= Henry Balfour (politician) =

Scottish politician

Major Hon. Henry Balfour of Dunbog (died circa 1730) was a Scottish politician who was Shire Commissioner for Fifeshire in the Parliament of Scotland prior to the Acts of Union 1707.

Balfour was the third son of John Balfour, 3rd Lord Balfour of Burleigh, and Isabel Balfour, daughter of Sir William Balfour of Pitcullo.

He was appointed captain in the state's service in 1683, captain in John Wauchope's Scots Foot in 1688, and captain of the Scots Greys in 1689. He gained the rank of Major in the service of the Dragoons.

He was one of the representatives of Fife in the last Parliament of Scotland, in which he opposed the Treaty of Union.

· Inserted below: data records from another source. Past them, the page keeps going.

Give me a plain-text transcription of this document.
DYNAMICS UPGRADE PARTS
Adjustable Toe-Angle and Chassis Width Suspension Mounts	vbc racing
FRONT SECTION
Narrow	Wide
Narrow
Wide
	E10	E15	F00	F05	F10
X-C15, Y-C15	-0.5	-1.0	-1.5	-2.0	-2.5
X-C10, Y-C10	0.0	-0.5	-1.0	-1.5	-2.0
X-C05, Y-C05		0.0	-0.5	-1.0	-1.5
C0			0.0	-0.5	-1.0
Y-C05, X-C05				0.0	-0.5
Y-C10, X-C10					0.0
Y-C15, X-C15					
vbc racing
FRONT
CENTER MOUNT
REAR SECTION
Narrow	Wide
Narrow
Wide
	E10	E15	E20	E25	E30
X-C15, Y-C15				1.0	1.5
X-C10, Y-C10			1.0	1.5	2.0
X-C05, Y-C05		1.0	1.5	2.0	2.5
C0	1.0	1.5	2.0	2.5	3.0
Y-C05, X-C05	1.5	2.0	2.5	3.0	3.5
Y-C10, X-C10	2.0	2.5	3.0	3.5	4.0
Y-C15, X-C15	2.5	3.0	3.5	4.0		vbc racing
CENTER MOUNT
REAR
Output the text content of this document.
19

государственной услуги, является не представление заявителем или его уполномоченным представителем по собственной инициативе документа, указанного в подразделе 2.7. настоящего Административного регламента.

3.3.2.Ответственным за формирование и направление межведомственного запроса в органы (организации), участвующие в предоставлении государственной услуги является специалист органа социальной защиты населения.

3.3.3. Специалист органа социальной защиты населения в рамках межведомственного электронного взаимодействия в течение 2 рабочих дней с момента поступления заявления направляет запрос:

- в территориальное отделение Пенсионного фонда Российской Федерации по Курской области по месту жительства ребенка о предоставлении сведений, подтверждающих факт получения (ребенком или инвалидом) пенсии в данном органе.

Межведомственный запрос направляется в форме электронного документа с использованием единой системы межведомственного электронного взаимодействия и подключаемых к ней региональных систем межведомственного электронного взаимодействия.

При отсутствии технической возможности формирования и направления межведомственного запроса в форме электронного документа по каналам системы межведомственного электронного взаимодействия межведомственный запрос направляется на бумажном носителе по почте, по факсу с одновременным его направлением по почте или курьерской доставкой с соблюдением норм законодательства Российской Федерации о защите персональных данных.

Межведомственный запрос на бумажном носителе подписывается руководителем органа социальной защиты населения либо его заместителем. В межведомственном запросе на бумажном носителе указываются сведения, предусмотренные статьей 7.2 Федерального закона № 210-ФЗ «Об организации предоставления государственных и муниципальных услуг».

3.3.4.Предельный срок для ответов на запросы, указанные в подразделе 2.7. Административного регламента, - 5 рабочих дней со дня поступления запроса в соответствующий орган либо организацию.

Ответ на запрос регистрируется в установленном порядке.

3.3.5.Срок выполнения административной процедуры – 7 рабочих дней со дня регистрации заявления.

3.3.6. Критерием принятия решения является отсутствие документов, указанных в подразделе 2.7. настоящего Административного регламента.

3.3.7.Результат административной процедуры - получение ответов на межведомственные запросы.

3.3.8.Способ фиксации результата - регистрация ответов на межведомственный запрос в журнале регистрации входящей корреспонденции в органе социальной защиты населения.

The last Scottish Parliament was originally summoned to meet at Edinburgh on 12 November 1702, but was prorogued until 6 May 1703. This Parliament then consisted on four distinct sessions – (1) 6 May 1703 – 16 September 1703; (2) 6 July 1704 – 28 August 1704; (3) 28 June 1705 – 21 September 1705; and (4) 3 October 1706 – 25 March 1707. Major Henry Balfour of Dunbog was one of the members for Fifeshire in each of these four sessions.

In March 1691, he married Elizabeth Oliphant. They had one son, Henry Balfour of Dunbog (1708–1764), who married Katherine Porterfield.